Under normal circumstances, primary health care in India attends to minor ailments, and those that can be tackled at the primary care level without supportive advanced laboratory facilities. This situation cannot deal with multiple problems of the older age or with patients having multiple problems. At best, we cannot expect a patient to be hospitalized at the primary health centre (PHC) in absence of adequate manpower, supportive nursing staff, equipments, and medications. A person coming with myocardial infarction at the PHC may not get appropriate primary management and it needs only referral to a district hospital having cardiac care unit (which in many hospitals is still lacking).
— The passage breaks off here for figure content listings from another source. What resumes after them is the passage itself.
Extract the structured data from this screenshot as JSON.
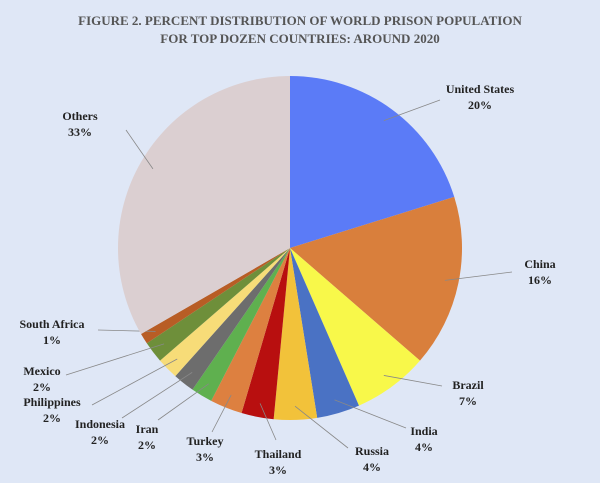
{
  "chart_data": {
    "type": "pie",
    "title": [
      "FIGURE 2. PERCENT DISTRIBUTION OF WORLD PRISON POPULATION",
      "FOR TOP DOZEN COUNTRIES: AROUND 2020"
    ],
    "categories": [
      "United States",
      "China",
      "Brazil",
      "India",
      "Russia",
      "Thailand",
      "Turkey",
      "Iran",
      "Indonesia",
      "Philippines",
      "Mexico",
      "South Africa",
      "Others"
    ],
    "values": [
      20,
      16,
      7,
      4,
      4,
      3,
      3,
      2,
      2,
      2,
      2,
      1,
      33
    ],
    "value_labels": [
      "20%",
      "16%",
      "7%",
      "4%",
      "4%",
      "3%",
      "3%",
      "2%",
      "2%",
      "2%",
      "2%",
      "1%",
      "33%"
    ],
    "colors": [
      "#5b7bf7",
      "#d97f3c",
      "#f8f84a",
      "#4a72c4",
      "#f2c23a",
      "#b80f0f",
      "#dd8040",
      "#5fb04f",
      "#6d6d6d",
      "#f7dc78",
      "#6e8f3a",
      "#b85d25",
      "#dbcfd1"
    ]
  }
}
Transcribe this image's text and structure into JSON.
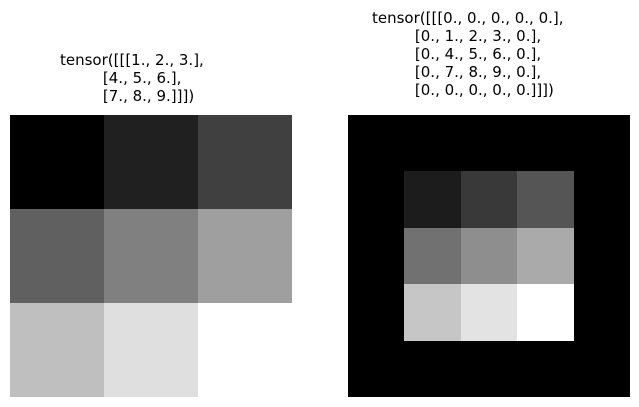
{
  "figures": [
    {
      "title_lines": [
        "tensor([[[1., 2., 3.],",
        "         [4., 5., 6.],",
        "         [7., 8., 9.]]])"
      ],
      "values": [
        [
          1,
          2,
          3
        ],
        [
          4,
          5,
          6
        ],
        [
          7,
          8,
          9
        ]
      ],
      "colormap": "gray"
    },
    {
      "title_lines": [
        "tensor([[[0., 0., 0., 0., 0.],",
        "         [0., 1., 2., 3., 0.],",
        "         [0., 4., 5., 6., 0.],",
        "         [0., 7., 8., 9., 0.],",
        "         [0., 0., 0., 0., 0.]]])"
      ],
      "values": [
        [
          0,
          0,
          0,
          0,
          0
        ],
        [
          0,
          1,
          2,
          3,
          0
        ],
        [
          0,
          4,
          5,
          6,
          0
        ],
        [
          0,
          7,
          8,
          9,
          0
        ],
        [
          0,
          0,
          0,
          0,
          0
        ]
      ],
      "colormap": "gray"
    }
  ]
}
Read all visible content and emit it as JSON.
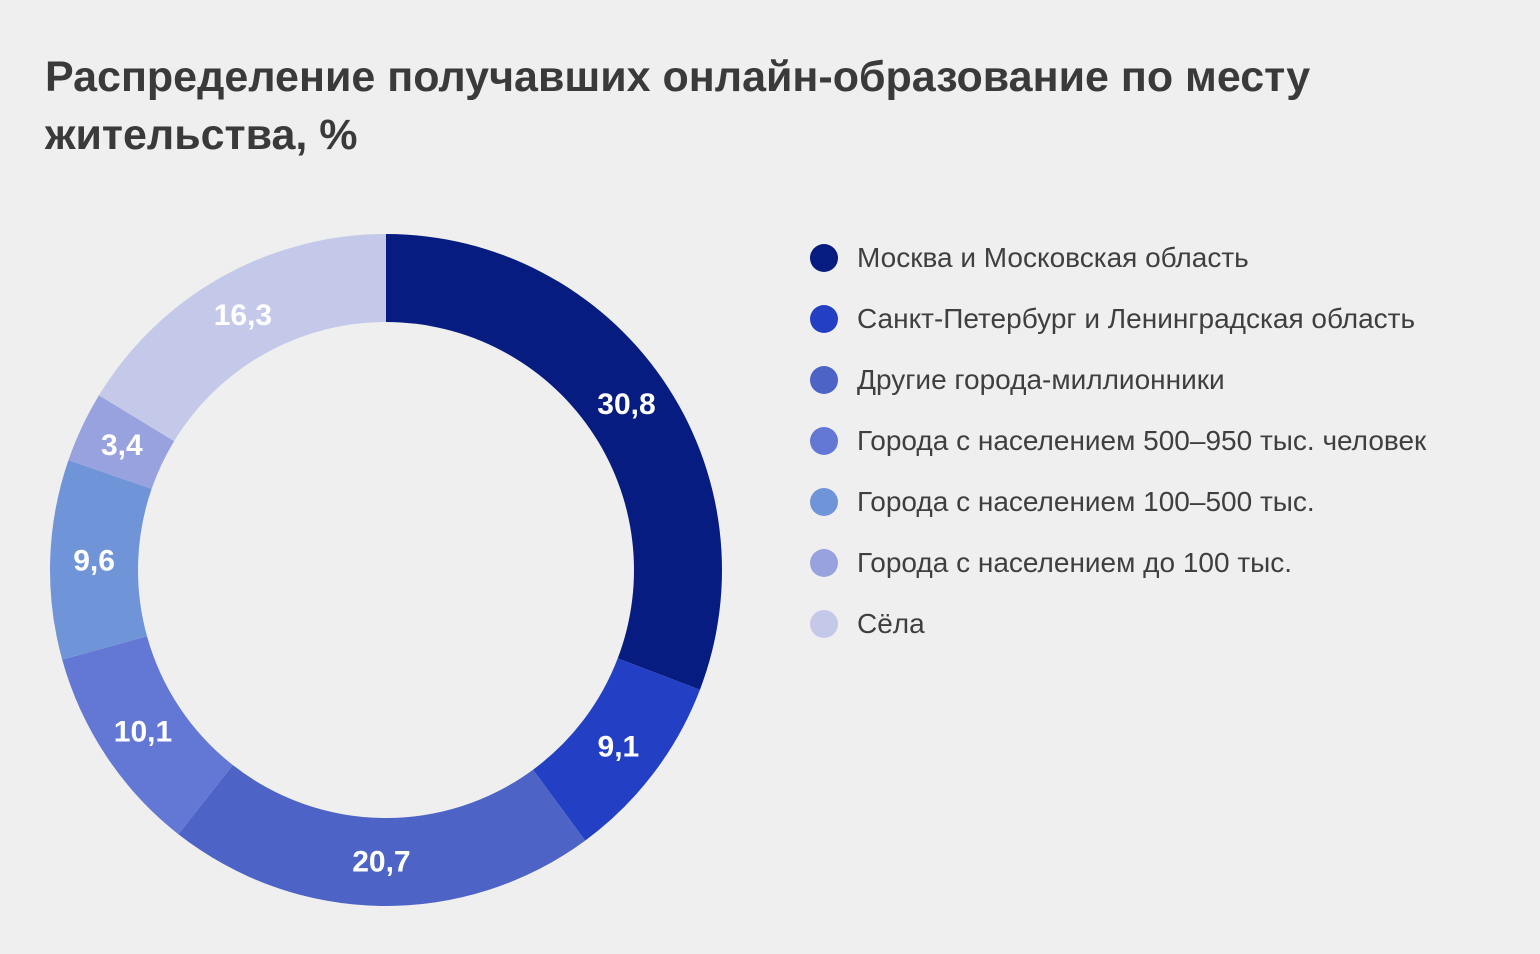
{
  "chart_data": {
    "type": "pie",
    "donut": true,
    "title": "Распределение получавших онлайн-образование по месту жительства, %",
    "categories": [
      "Москва и Московская область",
      "Санкт-Петербург и Ленинградская область",
      "Другие города-миллионники",
      "Города с населением 500–950 тыс. человек",
      "Города с населением 100–500 тыс.",
      "Города с населением до 100 тыс.",
      "Сёла"
    ],
    "values": [
      30.8,
      9.1,
      20.7,
      10.1,
      9.6,
      3.4,
      16.3
    ],
    "value_labels": [
      "30,8",
      "9,1",
      "20,7",
      "10,1",
      "9,6",
      "3,4",
      "16,3"
    ],
    "colors": [
      "#071c80",
      "#2340c4",
      "#4d63c6",
      "#6378d5",
      "#7094d8",
      "#97a2df",
      "#c4c9e9"
    ],
    "start_angle_deg": 0,
    "direction": "clockwise",
    "legend_position": "right",
    "background_color": "#efefef",
    "value_label_color": "#ffffff",
    "title_color": "#3a3a3a",
    "legend_text_color": "#3f3f3f"
  }
}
Considering the above facts, India still needs to focus on the basic primary care approach of dealing with minor ailments at the PHC level, and treating multiple morbid conditions remains a distant goal to achieve.
1. Saikia D, Das KK. Status of rural health infrastructure status of rural health infrastructure status of rural health infrastructure in the north-east india. Available at: http://journal.managementinhealth.com/index.php/rms/article/viewFile/318... (accessed 27th January 2015)
Competing interests: No competing interests
Multimorbidity poses a number of complex challenges for the NHS health systems, patients and clinicians. In November 2014, the National Institute for Health Research (NIHR) and the Royal College of General Practitioners jointly hosted a Multimorbidity Research Workshop, attended by more than fifty leading experts in managing long-term conditions (Hobbs, Baker & Davies BJGP in press). Part of the aims of the workshop was to identify and to prioritise questions for research which might improve patient experience and management, both in primary and hospital care. This highlighted the comparative lack of evidence, other than descriptive surveys, to guide clinical practice.
This has led to a NIHR themed research call on multimorbidity in older people, launched on 27 January 2015 (http://www.themedcalls.nihr.ac.uk/multimorbidities/home). This call will support research which aims to enable patients with more than one long-term condition to maintain their capabilities and quality of life, and support the NHS to achieve this. Examples of suitable research might include management of multimorbidity, interventions that prevent acute admission to hospital, new approaches to the delivery of services to support a patient centred approach to care, or promotion of health and active life in older age. Further details of closing dates and how to apply are available on the website.